Compromise in a dispute can be (and usually is) a good thing. After all, the centerpiece of ADR (Alternative Dispute Resolution) is the notion that, given good faith on both sides, some middle ground can be found upon which both sides can agree. Middle ground settles controversies.
So why does the notion of compromise in a boundary dispute bother me? In short, because it usually involves abandoning our "prime directive:" retrace. Let’s unpack the specifics.
With the advent of electronic measuring devices, most of the quantitative (i.e., measurement) differences from surveyor to surveyor have decreased to trivialities. Is there any disagreement on that score? We simply do not encounter vast observational differences between modern surveys these days.
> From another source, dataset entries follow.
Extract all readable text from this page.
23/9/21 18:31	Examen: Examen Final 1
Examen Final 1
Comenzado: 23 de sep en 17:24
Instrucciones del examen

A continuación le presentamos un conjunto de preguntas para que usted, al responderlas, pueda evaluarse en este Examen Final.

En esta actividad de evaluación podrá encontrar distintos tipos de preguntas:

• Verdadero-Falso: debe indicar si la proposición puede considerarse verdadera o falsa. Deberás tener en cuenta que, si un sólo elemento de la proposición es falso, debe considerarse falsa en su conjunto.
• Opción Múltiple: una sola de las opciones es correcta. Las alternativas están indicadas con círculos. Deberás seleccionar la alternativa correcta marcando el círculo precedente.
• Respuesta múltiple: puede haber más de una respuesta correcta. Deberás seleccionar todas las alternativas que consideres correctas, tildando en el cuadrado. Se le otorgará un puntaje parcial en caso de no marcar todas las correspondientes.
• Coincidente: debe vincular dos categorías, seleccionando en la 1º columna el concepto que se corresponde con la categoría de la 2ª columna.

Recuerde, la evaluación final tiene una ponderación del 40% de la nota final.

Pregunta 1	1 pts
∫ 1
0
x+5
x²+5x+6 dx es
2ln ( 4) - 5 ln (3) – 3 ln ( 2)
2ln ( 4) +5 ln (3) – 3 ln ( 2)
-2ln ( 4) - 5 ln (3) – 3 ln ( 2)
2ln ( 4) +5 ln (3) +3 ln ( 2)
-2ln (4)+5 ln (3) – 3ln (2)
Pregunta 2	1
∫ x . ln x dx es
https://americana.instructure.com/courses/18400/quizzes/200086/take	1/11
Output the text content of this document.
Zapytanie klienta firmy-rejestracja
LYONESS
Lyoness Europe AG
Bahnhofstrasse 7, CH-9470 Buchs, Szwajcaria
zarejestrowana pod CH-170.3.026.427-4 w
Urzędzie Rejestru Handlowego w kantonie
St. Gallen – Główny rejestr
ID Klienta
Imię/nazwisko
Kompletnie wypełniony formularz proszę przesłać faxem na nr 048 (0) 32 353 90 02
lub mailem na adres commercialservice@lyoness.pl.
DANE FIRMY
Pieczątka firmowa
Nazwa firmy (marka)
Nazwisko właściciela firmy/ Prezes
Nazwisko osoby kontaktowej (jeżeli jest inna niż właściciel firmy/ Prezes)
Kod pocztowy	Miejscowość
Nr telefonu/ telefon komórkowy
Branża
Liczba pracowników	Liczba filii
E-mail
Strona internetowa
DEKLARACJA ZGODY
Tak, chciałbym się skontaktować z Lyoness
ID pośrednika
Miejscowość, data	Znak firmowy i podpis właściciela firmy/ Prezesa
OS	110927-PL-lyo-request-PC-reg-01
This is not to say that disputes wholly surrounding measurements will never be seen again–after all, small magnitudes can still generate big controversies, especially in densely populated areas–but I believe it unlikely, for instance, that we will see the classes of errors common up through the 1960s. We have electronics to thank for this, and that’s a good thing.
But disagreements between surveyors remain common. The mechanics of surveying have been supplanted as the culprit by something infinitely more challenging: boundary evidence.
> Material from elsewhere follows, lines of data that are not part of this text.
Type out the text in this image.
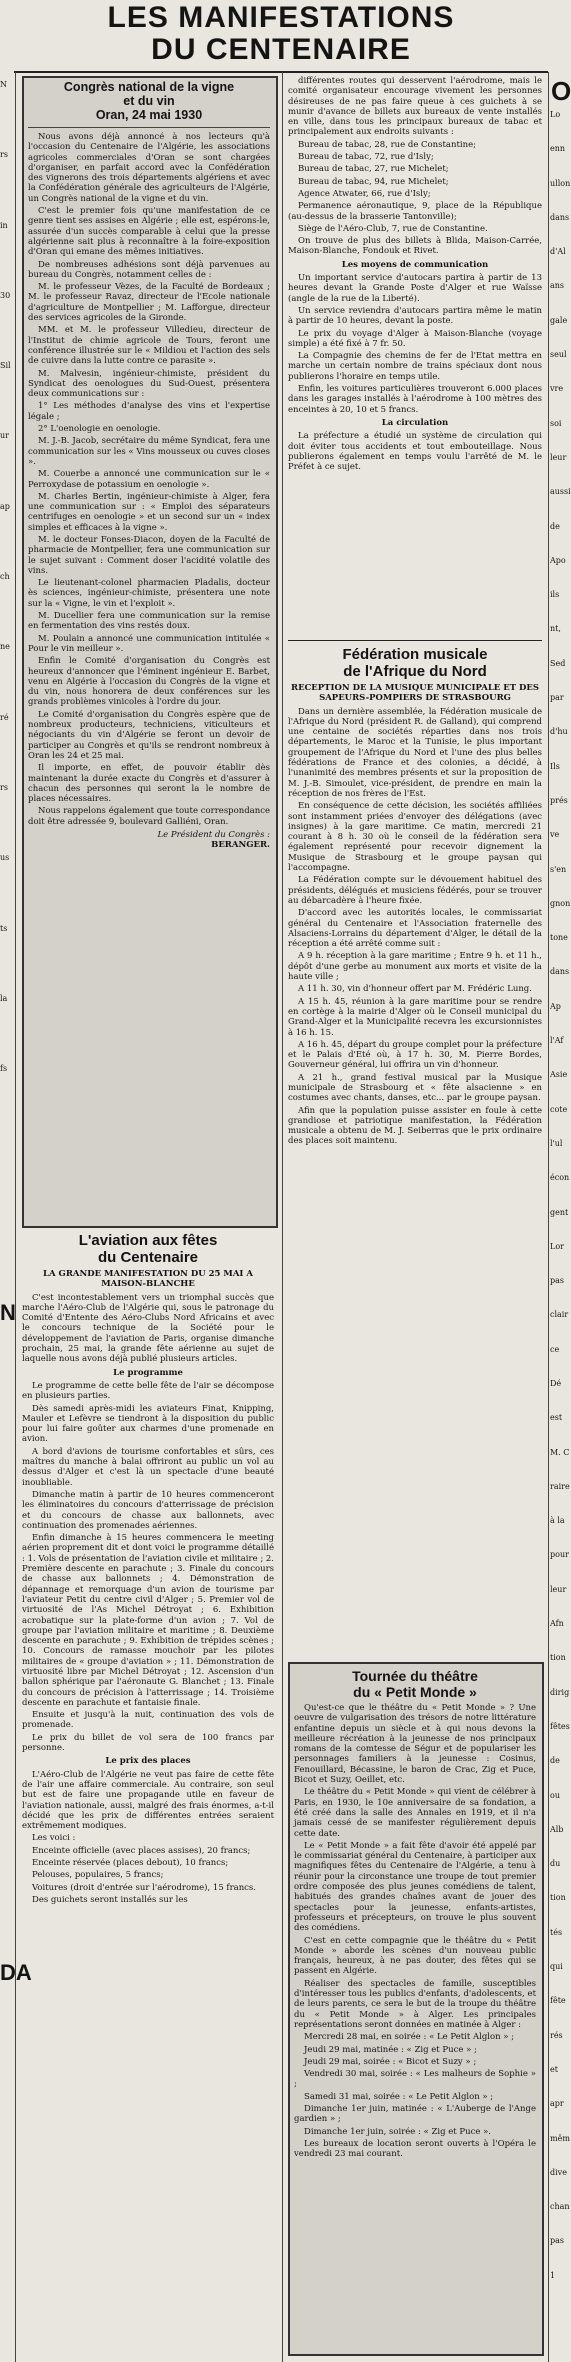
N
rs
in
30
Sil
ur
ap
ch
ne
ré
rs
us
ts
la
fs
LES MANIFESTATIONS
DU CENTENAIRE
Congrès national de la vigne
et du vin
Oran, 24 mai 1930

Nous avons déjà annoncé à nos lecteurs qu'à l'occasion du Centenaire de l'Algérie, les associations agricoles commerciales d'Oran se sont chargées d'organiser, en parfait accord avec la Confédération des vignerons des trois départements algériens et avec la Confédération générale des agriculteurs de l'Algérie, un Congrès national de la vigne et du vin.

C'est le premier fois qu'une manifestation de ce genre tient ses assises en Algérie ; elle est, espérons-le, assurée d'un succès comparable à celui que la presse algérienne sait plus à reconnaître à la foire-exposition d'Oran qui emane des mêmes initiatives.

De nombreuses adhésions sont déjà parvenues au bureau du Congrès, notamment celles de :

M. le professeur Vèzes, de la Faculté de Bordeaux ; M. le professeur Ravaz, directeur de l'Ecole nationale d'agriculture de Montpellier ; M. Lafforgue, directeur des services agricoles de la Gironde.

MM. et M. le professeur Villedieu, directeur de l'Institut de chimie agricole de Tours, feront une conférence illustrée sur le « Mildiou et l'action des sels de cuivre dans la lutte contre ce parasite ».

M. Malvesin, ingénieur-chimiste, président du Syndicat des oenologues du Sud-Ouest, présentera deux communications sur :

1° Les méthodes d'analyse des vins et l'expertise légale ;

2° L'oenologie en oenologie.

M. J.-B. Jacob, secrétaire du même Syndicat, fera une communication sur les « Vins mousseux ou cuves closes ».

M. Couerbe a annoncé une communication sur le « Perroxydase de potassium en oenologie ».

M. Charles Bertin, ingénieur-chimiste à Alger, fera une communication sur : « Emploi des séparateurs centrifuges en oenologie » et un second sur un « index simples et efficaces à la vigne ».

M. le docteur Fonses-Diacon, doyen de la Faculté de pharmacie de Montpellier, fera une communication sur le sujet suivant : Comment doser l'acidité volatile des vins.

Le lieutenant-colonel pharmacien Pladalis, docteur ès sciences, ingénieur-chimiste, présentera une note sur la « Vigne, le vin et l'exploit ».

M. Ducellier fera une communication sur la remise en fermentation des vins restés doux.

M. Poulain a annoncé une communication intitulée « Pour le vin meilleur ».

Enfin le Comité d'organisation du Congrès est heureux d'annoncer que l'éminent ingénieur E. Barbet, venu en Algérie à l'occasion du Congrès de la vigne et du vin, nous honorera de deux conférences sur les grands problèmes vinicoles à l'ordre du jour.

Le Comité d'organisation du Congrès espère que de nombreux producteurs, techniciens, viticulteurs et négociants du vin d'Algérie se feront un devoir de participer au Congrès et qu'ils se rendront nombreux à Oran les 24 et 25 mai.

Il importe, en effet, de pouvoir établir dès maintenant la durée exacte du Congrès et d'assurer à chacun des personnes qui seront la le nombre de places nécessaires.

Nous rappelons également que toute correspondance doit être adressée 9, boulevard Galliéni, Oran.

Le Président du Congrès :
BERANGER.
L'aviation aux fêtes
du Centenaire
LA GRANDE MANIFESTATION DU 25 MAI A MAISON-BLANCHE

C'est incontestablement vers un triomphal succès que marche l'Aéro-Club de l'Algérie qui, sous le patronage du Comité d'Entente des Aéro-Clubs Nord Africains et avec le concours technique de la Société pour le développement de l'aviation de Paris, organise dimanche prochain, 25 mai, la grande fête aérienne au sujet de laquelle nous avons déjà publié plusieurs articles.

Le programme

Le programme de cette belle fête de l'air se décompose en plusieurs parties.

Dès samedi après-midi les aviateurs Finat, Knipping, Mauler et Lefèvre se tiendront à la disposition du public pour lui faire goûter aux charmes d'une promenade en avion.

A bord d'avions de tourisme confortables et sûrs, ces maîtres du manche à balai offriront au public un vol au dessus d'Alger et c'est là un spectacle d'une beauté inoubliable.

Dimanche matin à partir de 10 heures commenceront les éliminatoires du concours d'atterrissage de précision et du concours de chasse aux ballonnets, avec continuation des promenades aériennes.

Enfin dimanche à 15 heures commencera le meeting aérien proprement dit et dont voici le programme détaillé : 1. Vols de présentation de l'aviation civile et militaire ; 2. Première descente en parachute ; 3. Finale du concours de chasse aux ballonnets ; 4. Démonstration de dépannage et remorquage d'un avion de tourisme par l'aviateur Petit du centre civil d'Alger ; 5. Premier vol de virtuosité de l'As Michel Détroyat ; 6. Exhibition acrobatique sur la plate-forme d'un avion ; 7. Vol de groupe par l'aviation militaire et maritime ; 8. Deuxième descente en parachute ; 9. Exhibition de trépides scènes ; 10. Concours de ramasse mouchoir par les pilotes militaires de « groupe d'aviation » ; 11. Démonstration de virtuosité libre par Michel Détroyat ; 12. Ascension d'un ballon sphérique par l'aéronaute G. Blanchet ; 13. Finale du concours de précision à l'atterrissage ; 14. Troisième descente en parachute et fantaisie finale.

Ensuite et jusqu'à la nuit, continuation des vols de promenade.

Le prix du billet de vol sera de 100 francs par personne.

Le prix des places

L'Aéro-Club de l'Algérie ne veut pas faire de cette fête de l'air une affaire commerciale. Au contraire, son seul but est de faire une propagande utile en faveur de l'aviation nationale, aussi, malgré des frais énormes, a-t-il décidé que les prix de différentes entrées seraient extrêmement modiques.

Les voici :

Enceinte officielle (avec places assises), 20 francs;

Enceinte réservée (places debout), 10 francs;

Pelouses, populaires, 5 francs;

Voitures (droit d'entrée sur l'aérodrome), 15 francs.

Des guichets seront installés sur les

différentes routes qui desservent l'aérodrome, mais le comité organisateur encourage vivement les personnes désireuses de ne pas faire queue à ces guichets à se munir d'avance de billets aux bureaux de vente installés en ville, dans tous les principaux bureaux de tabac et principalement aux endroits suivants :

Bureau de tabac, 28, rue de Constantine;

Bureau de tabac, 72, rue d'Isly;

Bureau de tabac, 27, rue Michelet;

Bureau de tabac, 94, rue Michelet;

Agence Atwater, 66, rue d'Isly;

Permanence aéronautique, 9, place de la République (au-dessus de la brasserie Tantonville);

Siège de l'Aéro-Club, 7, rue de Constantine.

On trouve de plus des billets à Blida, Maison-Carrée, Maison-Blanche, Fondouk et Rivet.

Les moyens de communication

Un important service d'autocars partira à partir de 13 heures devant la Grande Poste d'Alger et rue Waïsse (angle de la rue de la Liberté).

Un service reviendra d'autocars partira même le matin à partir de 10 heures, devant la poste.

Le prix du voyage d'Alger à Maison-Blanche (voyage simple) a été fixé à 7 fr. 50.

La Compagnie des chemins de fer de l'Etat mettra en marche un certain nombre de trains spéciaux dont nous publierons l'horaire en temps utile.

Enfin, les voitures particulières trouveront 6.000 places dans les garages installés à l'aérodrome à 100 mètres des enceintes à 20, 10 et 5 francs.

La circulation

La préfecture a étudié un système de circulation qui doit éviter tous accidents et tout embouteillage. Nous publierons également en temps voulu l'arrêté de M. le Préfet à ce sujet.

Fédération musicale
de l'Afrique du Nord
RECEPTION DE LA MUSIQUE MUNICIPALE ET DES SAPEURS-POMPIERS DE STRASBOURG

Dans un dernière assemblée, la Fédération musicale de l'Afrique du Nord (président R. de Galland), qui comprend une centaine de sociétés réparties dans nos trois départements, le Maroc et la Tunisie, le plus important groupement de l'Afrique du Nord et l'une des plus belles fédérations de France et des colonies, a décidé, à l'unanimité des membres présents et sur la proposition de M. J.-B. Simoulet, vice-président, de prendre en main la réception de nos frères de l'Est.

En conséquence de cette décision, les sociétés affiliées sont instamment priées d'envoyer des délégations (avec insignes) à la gare maritime. Ce matin, mercredi 21 courant à 8 h. 30 où le conseil de la fédération sera également représenté pour recevoir dignement la Musique de Strasbourg et le groupe paysan qui l'accompagne.

La Fédération compte sur le dévouement habituel des présidents, délégués et musiciens fédérés, pour se trouver au débarcadère à l'heure fixée.

D'accord avec les autorités locales, le commissariat général du Centenaire et l'Association fraternelle des Alsaciens-Lorrains du département d'Alger, le détail de la réception a été arrêté comme suit :

A 9 h. réception à la gare maritime ; Entre 9 h. et 11 h., dépôt d'une gerbe au monument aux morts et visite de la haute ville ;

A 11 h. 30, vin d'honneur offert par M. Frédéric Lung.

A 15 h. 45, réunion à la gare maritime pour se rendre en cortège à la mairie d'Alger où le Conseil municipal du Grand-Alger et la Municipalité recevra les excursionnistes à 16 h. 15.

A 16 h. 45, départ du groupe complet pour la préfecture et le Palais d'Eté où, à 17 h. 30, M. Pierre Bordes, Gouverneur général, lui offrira un vin d'honneur.

A 21 h., grand festival musical par la Musique municipale de Strasbourg et « fête alsacienne » en costumes avec chants, danses, etc... par le groupe paysan.

Afin que la population puisse assister en foule à cette grandiose et patriotique manifestation, la Fédération musicale a obtenu de M. J. Seiberras que le prix ordinaire des places soit maintenu.

Tournée du théâtre
du « Petit Monde »

Qu'est-ce que le théâtre du « Petit Monde » ? Une oeuvre de vulgarisation des trésors de notre littérature enfantine depuis un siècle et à qui nous devons la meilleure récréation à la jeunesse de nos principaux romans de la comtesse de Ségur et de populariser les personnages familiers à la jeunesse : Cosinus, Fenouillard, Bécassine, le baron de Crac, Zig et Puce, Bicot et Suzy, Oeillet, etc.

Le théâtre du « Petit Monde » qui vient de célébrer à Paris, en 1930, le 10e anniversaire de sa fondation, a été créé dans la salle des Annales en 1919, et il n'a jamais cessé de se manifester régulièrement depuis cette date.

Le « Petit Monde » a fait fête d'avoir été appelé par le commissariat général du Centenaire, à participer aux magnifiques fêtes du Centenaire de l'Algérie, a tenu à réunir pour la circonstance une troupe de tout premier ordre composée des plus jeunes comédiens de talent, habitués des grandes chaînes avant de jouer des spectacles pour la jeunesse, enfants-artistes, professeurs et précepteurs, on trouve le plus souvent des comédiens.

C'est en cette compagnie que le théâtre du « Petit Monde » aborde les scènes d'un nouveau public français, heureux, à ne pas douter, des fêtes qui se passent en Algérie.

Réaliser des spectacles de famille, susceptibles d'intéresser tous les publics d'enfants, d'adolescents, et de leurs parents, ce sera le but de la troupe du théâtre du « Petit Monde » à Alger. Les principales représentations seront données en matinée à Alger :

Mercredi 28 mai, en soirée : « Le Petit Alglon » ;

Jeudi 29 mai, matinée : « Zig et Puce » ;

Jeudi 29 mai, soirée : « Bicot et Suzy » ;

Vendredi 30 mai, soirée : « Les malheurs de Sophie » ;

Samedi 31 mai, soirée : « Le Petit Alglon » ;

Dimanche 1er juin, matinée : « L'Auberge de l'Ange gardien » ;

Dimanche 1er juin, soirée : « Zig et Puce ».

Les bureaux de location seront ouverts à l'Opéra le vendredi 23 mai courant.

O
Lo
enn
ullon
dans
d'Al
ans
gale
seul
vre
soi
leur
aussi
de
Apo
ils
nt,
Sed
par
d'hu
Ils
prés
ve
s'en
gnon
tone
dans
Ap
l'Af
Asie
cote
l'ul
écon
gent
Lor
pas
clair
ce
Dé
est
M. C
raire
à la
pour
leur
Afn
tion
dirig
fêtes
de
ou
Alb
du
tion
tés
qui
fête
rés
et
apr
mêm
dive
chan
pas
1
N
DA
Surveyors, as fact finders, are left to themselves to determine the appropriate evidence, both physical and written, for establishing property lines. No one else is under any obligation to supply us with any help (contrary language in the ALTA/ACSM standards notwithstanding), and, in my experience, they rarely try. This is not to say that surveyors have free rein to do as they wish, but that the discovery and evaluation of that evidence falls solely on us.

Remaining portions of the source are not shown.